The MHA has amended the Foreigners (Tribunals) Order, 1964, and has empowered district magistrates in all States and Union Territories to set up tribunals to decide whether a person staying illegally in India is a foreigner or not. Earlier, the powers to constitute tribunals were vested only with the Centre.

The tribunals are quasi-judicial bodies, unique to Assam, to determine if a person staying illegally is a “foreigner” or not. In other parts, once a ‘foreigner’ has been apprehended by the police for staying illegally, he or she is produced before a local court under the Passport Act, 1920, or the Foreigners Act, 1946, with the punishment ranging three months to eight years in jail. Once the accused have served the sentence, the court orders their deportation, and they are moved to detention centres till the country of origin accepts them. The 1964 order on Constitution of Tribunals said: “The Central Government may by order, refer the question as to whether a person is not a foreigner within meaning of the Foreigners Act, 1946 (31 of 1946) to a Tribunal to be constituted for the purpose, for its opinion.” The amended order issued last week says – “for words Central Government may,’ the words ‘the Central Government or the State Government or the Union Territory administration or the District Collector or the District Magistrate may’ shall be substituted.”

Recently, the MHA sanctioned around 1,000 Tribunals to be set up in Assam in the wake of publication of the final NRC by July 31. As per directions of the Supreme Court, the Registrar General of India (RGI) published the final draft list of NRC on July 30 last year to segregate Indian citizens living in Assam from those who had illegally entered the State from Bangladesh after March 25, 1971. Nearly 40 lakh people were excluded from Assam’s final draft published last year. The NRC is a fallout of the Assam Accord, 1985. As many as 36 lakh of those excluded have filed claims against the exclusion, while four lakh residents haven’t applied.
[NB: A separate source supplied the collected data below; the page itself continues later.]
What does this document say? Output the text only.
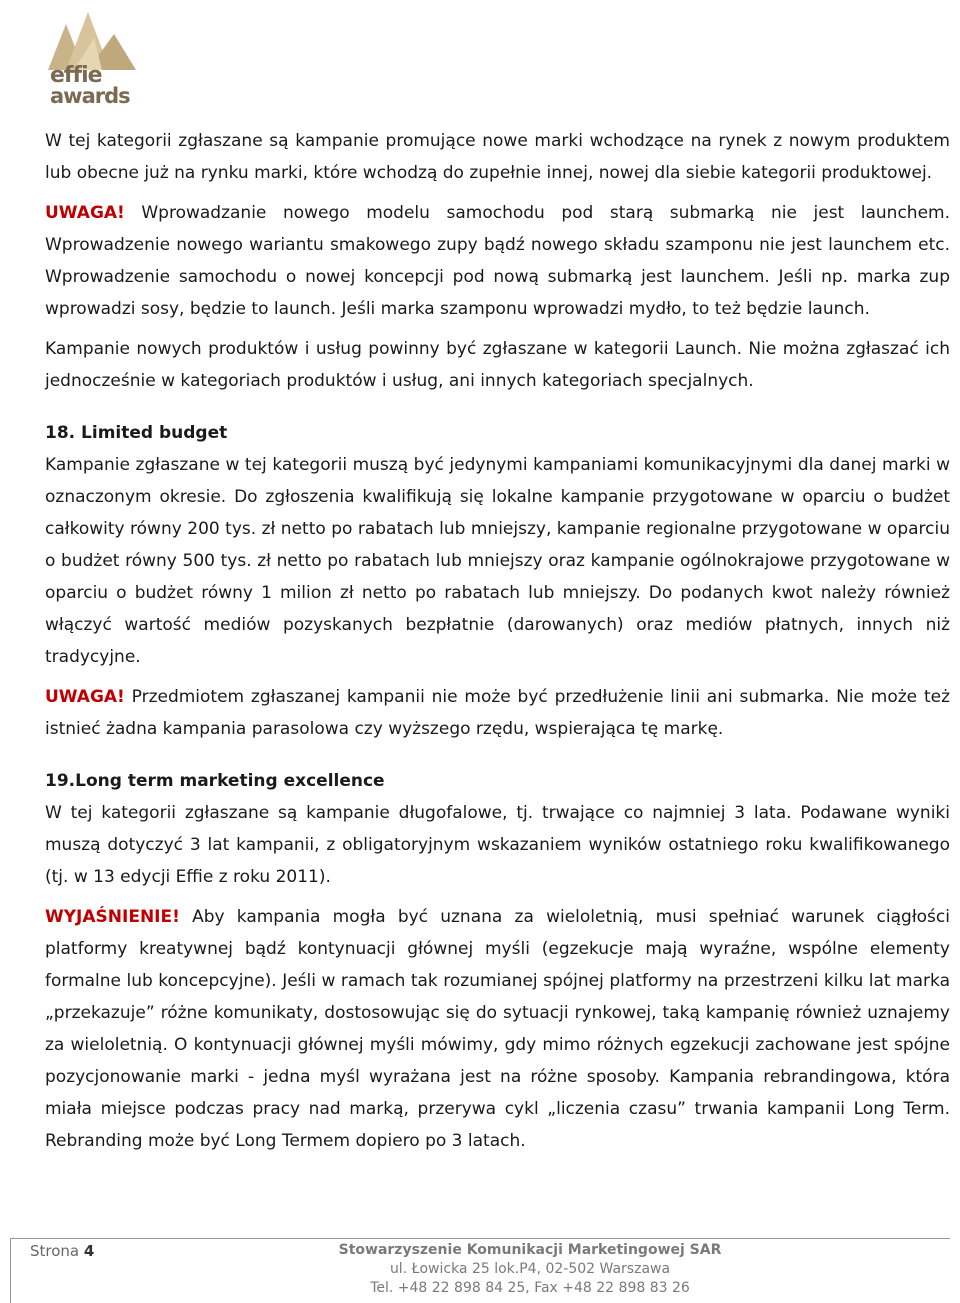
effie
awards

W tej kategorii zgłaszane są kampanie promujące nowe marki wchodzące na rynek z nowym produktem lub obecne już na rynku marki, które wchodzą do zupełnie innej, nowej dla siebie kategorii produktowej.

UWAGA! Wprowadzanie nowego modelu samochodu pod starą submarką nie jest launchem. Wprowadzenie nowego wariantu smakowego zupy bądź nowego składu szamponu nie jest launchem etc. Wprowadzenie samochodu o nowej koncepcji pod nową submarką jest launchem. Jeśli np. marka zup wprowadzi sosy, będzie to launch. Jeśli marka szamponu wprowadzi mydło, to też będzie launch.

Kampanie nowych produktów i usług powinny być zgłaszane w kategorii Launch. Nie można zgłaszać ich jednocześnie w kategoriach produktów i usług, ani innych kategoriach specjalnych.

18. Limited budget

Kampanie zgłaszane w tej kategorii muszą być jedynymi kampaniami komunikacyjnymi dla danej marki w oznaczonym okresie. Do zgłoszenia kwalifikują się lokalne kampanie przygotowane w oparciu o budżet całkowity równy 200 tys. zł netto po rabatach lub mniejszy, kampanie regionalne przygotowane w oparciu o budżet równy 500 tys. zł netto po rabatach lub mniejszy oraz kampanie ogólnokrajowe przygotowane w oparciu o budżet równy 1 milion zł netto po rabatach lub mniejszy. Do podanych kwot należy również włączyć wartość mediów pozyskanych bezpłatnie (darowanych) oraz mediów płatnych, innych niż tradycyjne.

UWAGA! Przedmiotem zgłaszanej kampanii nie może być przedłużenie linii ani submarka. Nie może też istnieć żadna kampania parasolowa czy wyższego rzędu, wspierająca tę markę.

19.Long term marketing excellence

W tej kategorii zgłaszane są kampanie długofalowe, tj. trwające co najmniej 3 lata. Podawane wyniki muszą dotyczyć 3 lat kampanii, z obligatoryjnym wskazaniem wyników ostatniego roku kwalifikowanego (tj. w 13 edycji Effie z roku 2011).

WYJAŚNIENIE! Aby kampania mogła być uznana za wieloletnią, musi spełniać warunek ciągłości platformy kreatywnej bądź kontynuacji głównej myśli (egzekucje mają wyraźne, wspólne elementy formalne lub koncepcyjne). Jeśli w ramach tak rozumianej spójnej platformy na przestrzeni kilku lat marka „przekazuje” różne komunikaty, dostosowując się do sytuacji rynkowej, taką kampanię również uznajemy za wieloletnią. O kontynuacji głównej myśli mówimy, gdy mimo różnych egzekucji zachowane jest spójne pozycjonowanie marki - jedna myśl wyrażana jest na różne sposoby. Kampania rebrandingowa, która miała miejsce podczas pracy nad marką, przerywa cykl „liczenia czasu” trwania kampanii Long Term. Rebranding może być Long Termem dopiero po 3 latach.

Strona 4	Stowarzyszenie Komunikacji Marketingowej SAR
ul. Łowicka 25 lok.P4, 02-502 Warszawa
Tel. +48 22 898 84 25, Fax +48 22 898 83 26
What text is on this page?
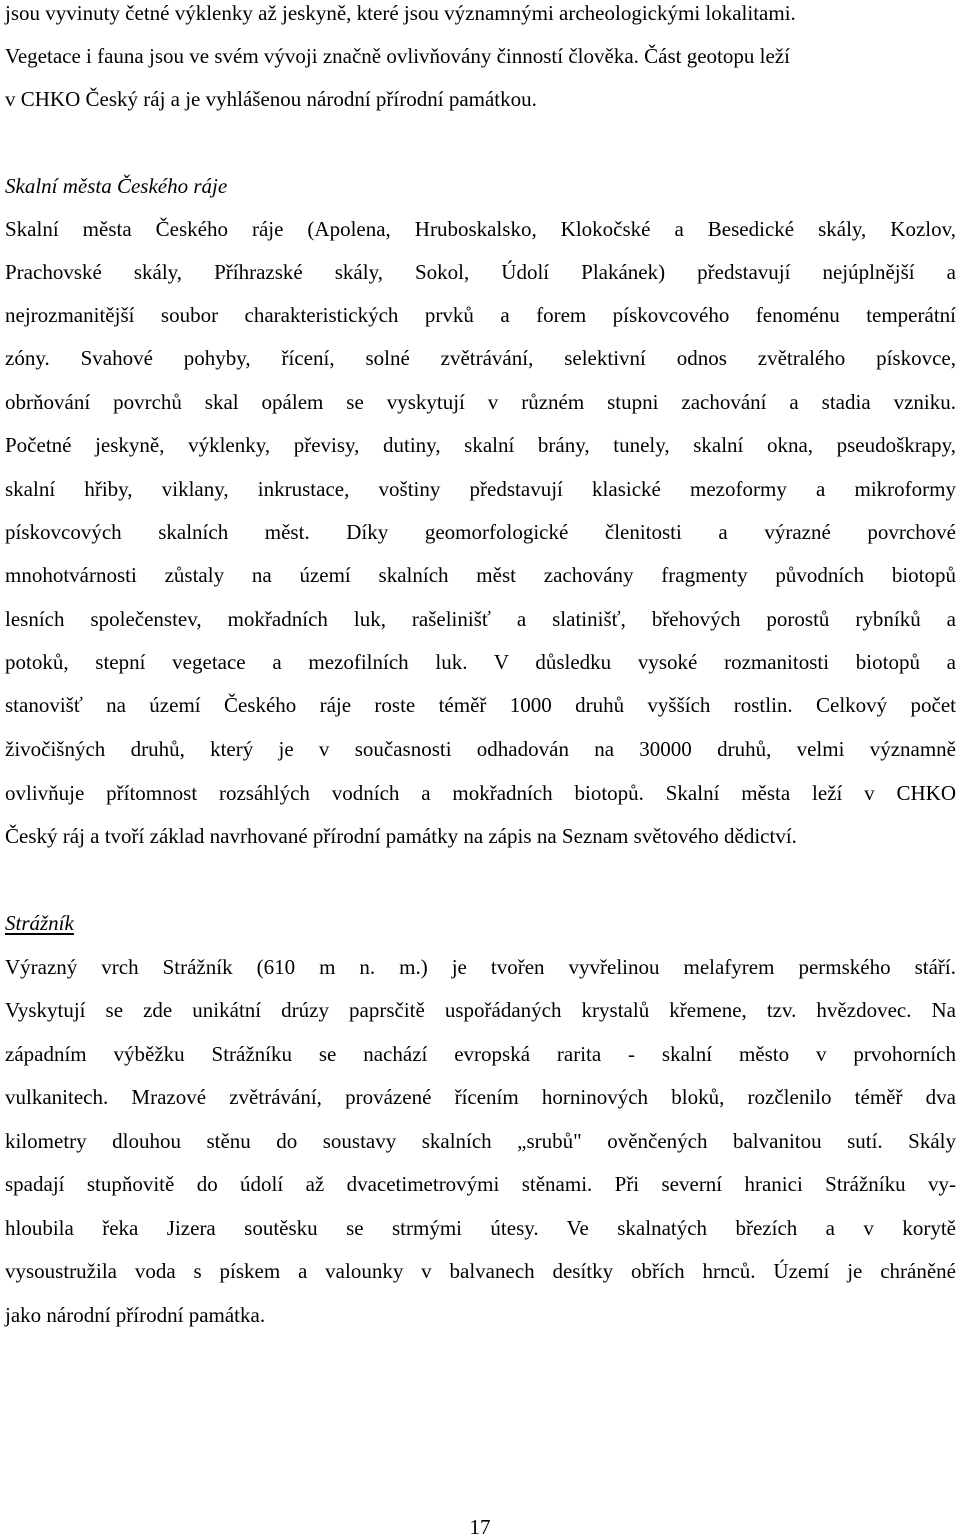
jsou vyvinuty četné výklenky až jeskyně, které jsou významnými archeologickými lokalitami.
Vegetace i fauna jsou ve svém vývoji značně ovlivňovány činností člověka. Část geotopu leží
v CHKO Český ráj a je vyhlášenou národní přírodní památkou.
Skalní města Českého ráje
Skalní města Českého ráje (Apolena, Hruboskalsko, Klokočské a Besedické skály, Kozlov,
Prachovské skály, Příhrazské skály, Sokol, Údolí Plakánek) představují nejúplnější a
nejrozmanitější soubor charakteristických prvků a forem pískovcového fenoménu temperátní
zóny. Svahové pohyby, řícení, solné zvětrávání, selektivní odnos zvětralého pískovce,
obrňování povrchů skal opálem se vyskytují v různém stupni zachování a stadia vzniku.
Početné jeskyně, výklenky, převisy, dutiny, skalní brány, tunely, skalní okna, pseudoškrapy,
skalní hřiby, viklany, inkrustace, voštiny představují klasické mezoformy a mikroformy
pískovcových skalních měst. Díky geomorfologické členitosti a výrazné povrchové
mnohotvárnosti zůstaly na území skalních měst zachovány fragmenty původních biotopů
lesních společenstev, mokřadních luk, rašelinišť a slatinišť, břehových porostů rybníků a
potoků, stepní vegetace a mezofilních luk. V důsledku vysoké rozmanitosti biotopů a
stanovišť na území Českého ráje roste téměř 1000 druhů vyšších rostlin. Celkový počet
živočišných druhů, který je v současnosti odhadován na 30000 druhů, velmi významně
ovlivňuje přítomnost rozsáhlých vodních a mokřadních biotopů. Skalní města leží v CHKO
Český ráj a tvoří základ navrhované přírodní památky na zápis na Seznam světového dědictví.
Strážník
Výrazný vrch Strážník (610 m n. m.) je tvořen vyvřelinou melafyrem permského stáří.
Vyskytují se zde unikátní drúzy paprsčitě uspořádaných krystalů křemene, tzv. hvězdovec. Na
západním výběžku Strážníku se nachází evropská rarita - skalní město v prvohorních
vulkanitech. Mrazové zvětrávání, provázené řícením horninových bloků, rozčlenilo téměř dva
kilometry dlouhou stěnu do soustavy skalních „srubů" ověnčených balvanitou sutí. Skály
spadají stupňovitě do údolí až dvacetimetrovými stěnami. Při severní hranici Strážníku vy-
hloubila řeka Jizera soutěsku se strmými útesy. Ve skalnatých březích a v korytě
vysoustružila voda s pískem a valounky v balvanech desítky obřích hrnců. Území je chráněné
jako národní přírodní památka.
17
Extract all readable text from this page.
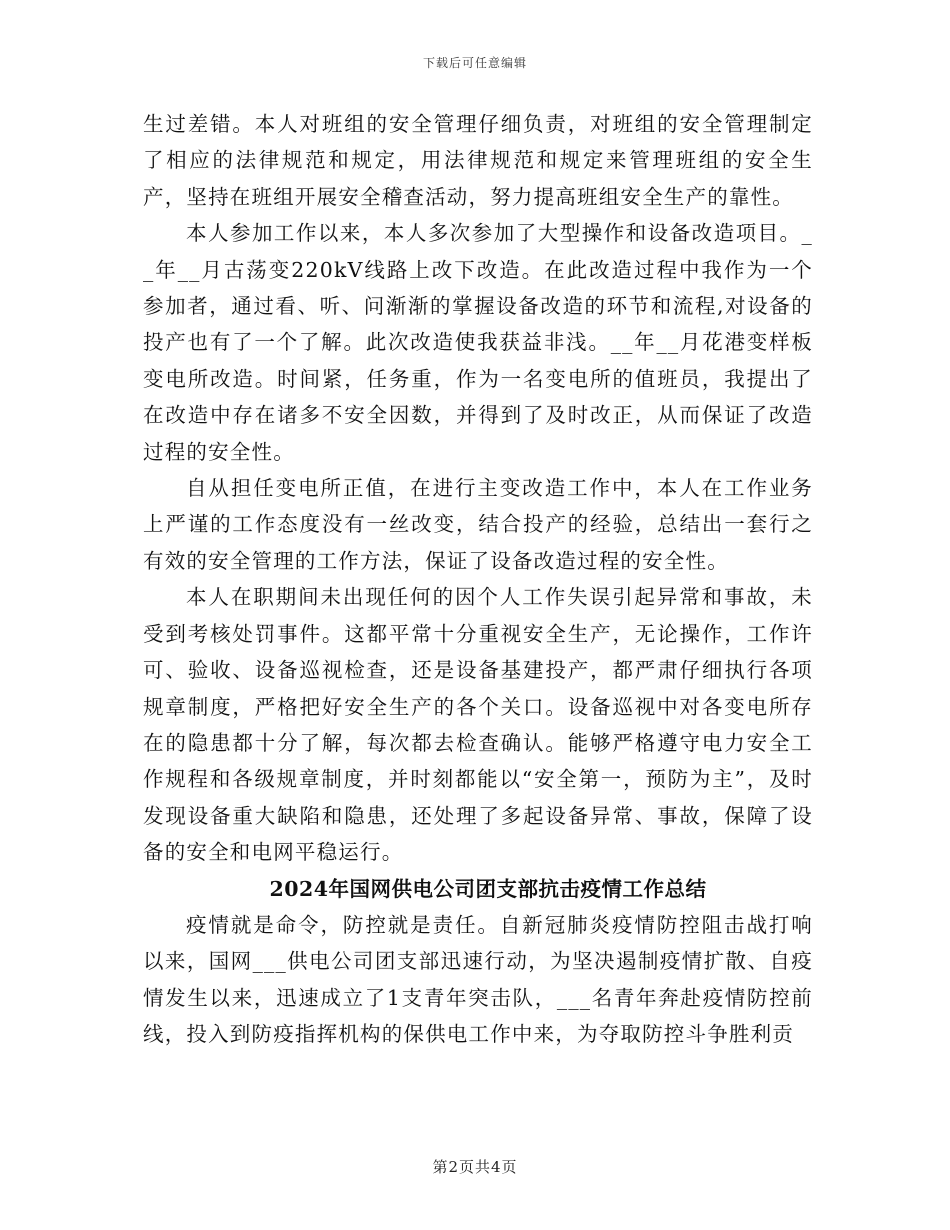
下载后可任意编辑

生过差错。本人对班组的安全管理仔细负责，对班组的安全管理制定了相应的法律规范和规定，用法律规范和规定来管理班组的安全生产，坚持在班组开展安全稽查活动，努力提高班组安全生产的靠性。

本人参加工作以来，本人多次参加了大型操作和设备改造项目。__年__月古荡变220kV线路上改下改造。在此改造过程中我作为一个参加者，通过看、听、问渐渐的掌握设备改造的环节和流程,对设备的投产也有了一个了解。此次改造使我获益非浅。__年__月花港变样板变电所改造。时间紧，任务重，作为一名变电所的值班员，我提出了在改造中存在诸多不安全因数，并得到了及时改正，从而保证了改造过程的安全性。

自从担任变电所正值，在进行主变改造工作中，本人在工作业务上严谨的工作态度没有一丝改变，结合投产的经验，总结出一套行之有效的安全管理的工作方法，保证了设备改造过程的安全性。

本人在职期间未出现任何的因个人工作失误引起异常和事故，未受到考核处罚事件。这都平常十分重视安全生产，无论操作，工作许可、验收、设备巡视检查，还是设备基建投产，都严肃仔细执行各项规章制度，严格把好安全生产的各个关口。设备巡视中对各变电所存在的隐患都十分了解，每次都去检查确认。能够严格遵守电力安全工作规程和各级规章制度，并时刻都能以“安全第一，预防为主”，及时发现设备重大缺陷和隐患，还处理了多起设备异常、事故，保障了设备的安全和电网平稳运行。

2024年国网供电公司团支部抗击疫情工作总结

疫情就是命令，防控就是责任。自新冠肺炎疫情防控阻击战打响以来，国网___供电公司团支部迅速行动，为坚决遏制疫情扩散、自疫情发生以来，迅速成立了1支青年突击队，___名青年奔赴疫情防控前线，投入到防疫指挥机构的保供电工作中来，为夺取防控斗争胜利贡

第2页共4页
The amended Foreigners (Tribunal) Order, 2019 also empowers individuals to approach the Tribunals. “Earlier only the State administration could move the Tribunal against a suspect, but with the final NRC about to be published and to give adequate opportunity to those not included, this has been done. If a person doesn’t find his or her name in the final list, they could move the Tribunal,” explained a senior government official.

Last month, the MHA convened a meeting with representatives of all States on the issue regarding procedures to be followed for the detection, detention and deportation of foreign nationals staying illegally in India and for deportation of arrested foreigners.

The amended order also allows District Magistrates to refer individuals who haven’t filed claims against their exclusion from NRC to the Tribunals to decide if they are foreigners or not.

“Opportunity will also be given to those who haven’t filed claims by referring their cases to the Tribunals. Fresh summons will be issued to them to prove their citizenship,” said the official. There are around 4 lakh residents who haven’t filed claims against their exclusion from final draft of NRC.